Contentieux Administratif

Abstract

             
  Compétence
  Contentieux administratif - Recours en annulation - Recours contre un acte individuel
  Urbanisme et construction
  Permis de construire - Emprise sur le domaine public - Notion d'ouvrage intéressant la circulation, l'hygiène ou la sécurité
  Procédure
  Appréciation d'éléments de fait justifiant une dérogation - Mesure d'instruction

Le Tribunal Suprême,

Siégeant et délibérant en assemblée plénière et statuant en matière administrative,

Vu la requête présentée par Monsieur A. V. enregistrée au greffe général de la Principauté le 14 février 2000 et tendant à ce qu'il plaise au Tribunal Suprême d'annuler pour excès de pouvoir les arrêtés n° 99-306 du 8 juillet 1999 et n° 99-613 du 17 décembre 1999 par lesquels S.E. Mr. Le Ministre d'État a autorisé la construction d'un immeuble dans le quartier nord de la Condamine et comportant une rampe d'accès au parc de stationnement sur le hors ligne.

Ce faire :

Attendu que le requérant soutient que l'arrêté n° 99-306 du 8 juillet 1999 viole l'article 11, 1er alinéa de l'Ordonnance- Loi du 3 novembre 1959 modifiée par la loi 678 du 27 décembre 1961 en ce qu'il autorise la construction d'une rampe d'accès au parc de stationnement de l'immeuble sur le hors ligne lequel est grevé d'une servitude de non construire et doit être affecté à des jardins ou terrasses.
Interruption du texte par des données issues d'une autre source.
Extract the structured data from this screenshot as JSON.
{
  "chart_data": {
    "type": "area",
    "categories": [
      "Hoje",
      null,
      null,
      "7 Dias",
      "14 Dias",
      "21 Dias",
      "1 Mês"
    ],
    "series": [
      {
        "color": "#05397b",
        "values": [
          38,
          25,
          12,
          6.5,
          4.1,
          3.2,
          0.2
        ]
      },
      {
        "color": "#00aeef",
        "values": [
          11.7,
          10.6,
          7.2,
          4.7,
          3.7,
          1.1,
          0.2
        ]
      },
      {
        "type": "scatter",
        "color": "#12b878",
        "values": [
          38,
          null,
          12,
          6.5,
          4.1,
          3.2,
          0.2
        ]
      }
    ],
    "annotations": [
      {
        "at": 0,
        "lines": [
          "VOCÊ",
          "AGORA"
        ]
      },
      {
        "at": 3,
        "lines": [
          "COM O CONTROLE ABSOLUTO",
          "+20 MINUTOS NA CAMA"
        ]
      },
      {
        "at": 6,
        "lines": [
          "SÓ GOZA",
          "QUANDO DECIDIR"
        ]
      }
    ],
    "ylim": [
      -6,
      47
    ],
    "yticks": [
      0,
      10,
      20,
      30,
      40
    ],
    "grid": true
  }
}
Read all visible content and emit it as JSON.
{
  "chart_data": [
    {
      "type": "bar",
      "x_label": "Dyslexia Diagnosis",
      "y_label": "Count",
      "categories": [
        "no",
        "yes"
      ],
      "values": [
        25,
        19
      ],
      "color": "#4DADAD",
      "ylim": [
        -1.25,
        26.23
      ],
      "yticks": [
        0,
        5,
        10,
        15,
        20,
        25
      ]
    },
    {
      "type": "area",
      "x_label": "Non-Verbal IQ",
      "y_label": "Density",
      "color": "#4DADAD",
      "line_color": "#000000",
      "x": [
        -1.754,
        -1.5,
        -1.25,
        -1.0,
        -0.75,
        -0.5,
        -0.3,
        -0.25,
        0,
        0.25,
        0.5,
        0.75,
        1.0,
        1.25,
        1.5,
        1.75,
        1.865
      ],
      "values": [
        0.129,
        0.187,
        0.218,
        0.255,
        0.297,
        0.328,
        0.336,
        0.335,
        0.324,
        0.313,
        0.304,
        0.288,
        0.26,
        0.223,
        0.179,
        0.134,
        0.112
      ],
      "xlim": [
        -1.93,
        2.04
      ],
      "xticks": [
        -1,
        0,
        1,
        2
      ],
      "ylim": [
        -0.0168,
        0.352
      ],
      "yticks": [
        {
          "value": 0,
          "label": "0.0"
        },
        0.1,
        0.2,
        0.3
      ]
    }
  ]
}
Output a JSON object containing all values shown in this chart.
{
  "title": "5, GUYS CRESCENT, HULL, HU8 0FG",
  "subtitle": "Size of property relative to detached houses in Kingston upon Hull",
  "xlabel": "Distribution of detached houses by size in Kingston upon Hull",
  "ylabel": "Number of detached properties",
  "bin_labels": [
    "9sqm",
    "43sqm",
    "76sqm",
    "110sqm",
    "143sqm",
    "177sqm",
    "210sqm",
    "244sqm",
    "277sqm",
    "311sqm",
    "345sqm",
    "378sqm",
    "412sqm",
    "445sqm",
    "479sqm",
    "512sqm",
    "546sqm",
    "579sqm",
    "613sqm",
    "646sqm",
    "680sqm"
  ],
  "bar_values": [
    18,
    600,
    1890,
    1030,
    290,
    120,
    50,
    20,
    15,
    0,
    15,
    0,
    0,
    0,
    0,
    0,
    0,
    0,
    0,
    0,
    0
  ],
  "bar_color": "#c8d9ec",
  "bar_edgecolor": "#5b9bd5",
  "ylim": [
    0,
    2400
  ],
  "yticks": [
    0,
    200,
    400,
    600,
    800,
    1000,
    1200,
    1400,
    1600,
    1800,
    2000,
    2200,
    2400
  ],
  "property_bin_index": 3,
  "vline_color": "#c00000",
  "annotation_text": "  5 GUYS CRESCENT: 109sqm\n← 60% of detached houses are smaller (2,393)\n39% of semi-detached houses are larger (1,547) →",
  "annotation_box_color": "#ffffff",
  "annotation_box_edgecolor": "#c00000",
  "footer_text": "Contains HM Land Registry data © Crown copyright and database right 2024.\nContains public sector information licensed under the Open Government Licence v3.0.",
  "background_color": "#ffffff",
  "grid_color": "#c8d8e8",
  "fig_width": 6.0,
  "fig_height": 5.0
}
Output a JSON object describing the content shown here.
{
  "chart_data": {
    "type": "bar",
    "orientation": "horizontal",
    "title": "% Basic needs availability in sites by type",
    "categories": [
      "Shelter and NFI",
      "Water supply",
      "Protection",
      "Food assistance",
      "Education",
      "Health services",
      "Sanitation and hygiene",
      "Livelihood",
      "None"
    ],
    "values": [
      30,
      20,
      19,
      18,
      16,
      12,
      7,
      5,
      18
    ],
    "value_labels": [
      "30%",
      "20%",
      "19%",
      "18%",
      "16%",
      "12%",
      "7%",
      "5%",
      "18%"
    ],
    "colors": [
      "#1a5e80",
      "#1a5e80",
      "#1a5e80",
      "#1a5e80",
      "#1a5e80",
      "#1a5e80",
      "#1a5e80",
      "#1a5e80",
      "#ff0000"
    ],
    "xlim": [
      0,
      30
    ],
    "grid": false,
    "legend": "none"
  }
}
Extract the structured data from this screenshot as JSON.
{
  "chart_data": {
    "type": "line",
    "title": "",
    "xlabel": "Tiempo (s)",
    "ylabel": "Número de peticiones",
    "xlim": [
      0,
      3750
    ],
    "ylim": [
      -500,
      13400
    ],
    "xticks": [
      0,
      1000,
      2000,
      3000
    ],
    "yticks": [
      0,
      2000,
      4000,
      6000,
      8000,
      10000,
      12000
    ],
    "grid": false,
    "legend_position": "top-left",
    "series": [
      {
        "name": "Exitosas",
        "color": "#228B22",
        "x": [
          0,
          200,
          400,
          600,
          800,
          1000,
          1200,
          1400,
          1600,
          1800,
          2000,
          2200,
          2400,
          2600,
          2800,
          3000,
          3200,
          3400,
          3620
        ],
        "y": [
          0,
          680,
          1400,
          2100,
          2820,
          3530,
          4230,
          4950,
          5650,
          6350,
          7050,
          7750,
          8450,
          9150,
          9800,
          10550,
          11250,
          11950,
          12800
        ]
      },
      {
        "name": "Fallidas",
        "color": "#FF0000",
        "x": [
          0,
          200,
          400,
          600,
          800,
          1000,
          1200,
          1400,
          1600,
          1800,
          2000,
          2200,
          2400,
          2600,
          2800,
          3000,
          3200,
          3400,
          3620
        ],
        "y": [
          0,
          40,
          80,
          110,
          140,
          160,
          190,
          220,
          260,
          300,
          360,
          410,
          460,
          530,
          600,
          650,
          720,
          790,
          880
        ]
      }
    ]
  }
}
Qu'une telle construction est par ailleurs prohibée par les articles de l'Ordonnance Souveraine n° 2120 du 16 novembre 1959 , par l' article de l'Ordonnance Souveraine n° 3647 du 9 septembre 1966 , et par les Ordonnances Souveraines 5700 du 11 novembre 1975 et 13.191 du 25 septembre 1997 relatives au quartier de la Condamine.

Que ce même arrêté est entaché d'illégalité en ce qu'il attribue au constructeur privé la propriété de l'emprise de cette rampe alors que celle-ci fait partie du domaine public.

Que le requérant a contesté cette décision par un recours gracieux en date du 29 août 1999 auquel il n'a pas été répondu.

Attendu toutefois que par un arrêté 613-99 du 17 décembre 1999, S.E. Mr. Le Ministre d'État a restitué au domaine public la propriété de l'emprise de la rampe d'accès en laissant cependant subsister l'autorisation de l'édifier.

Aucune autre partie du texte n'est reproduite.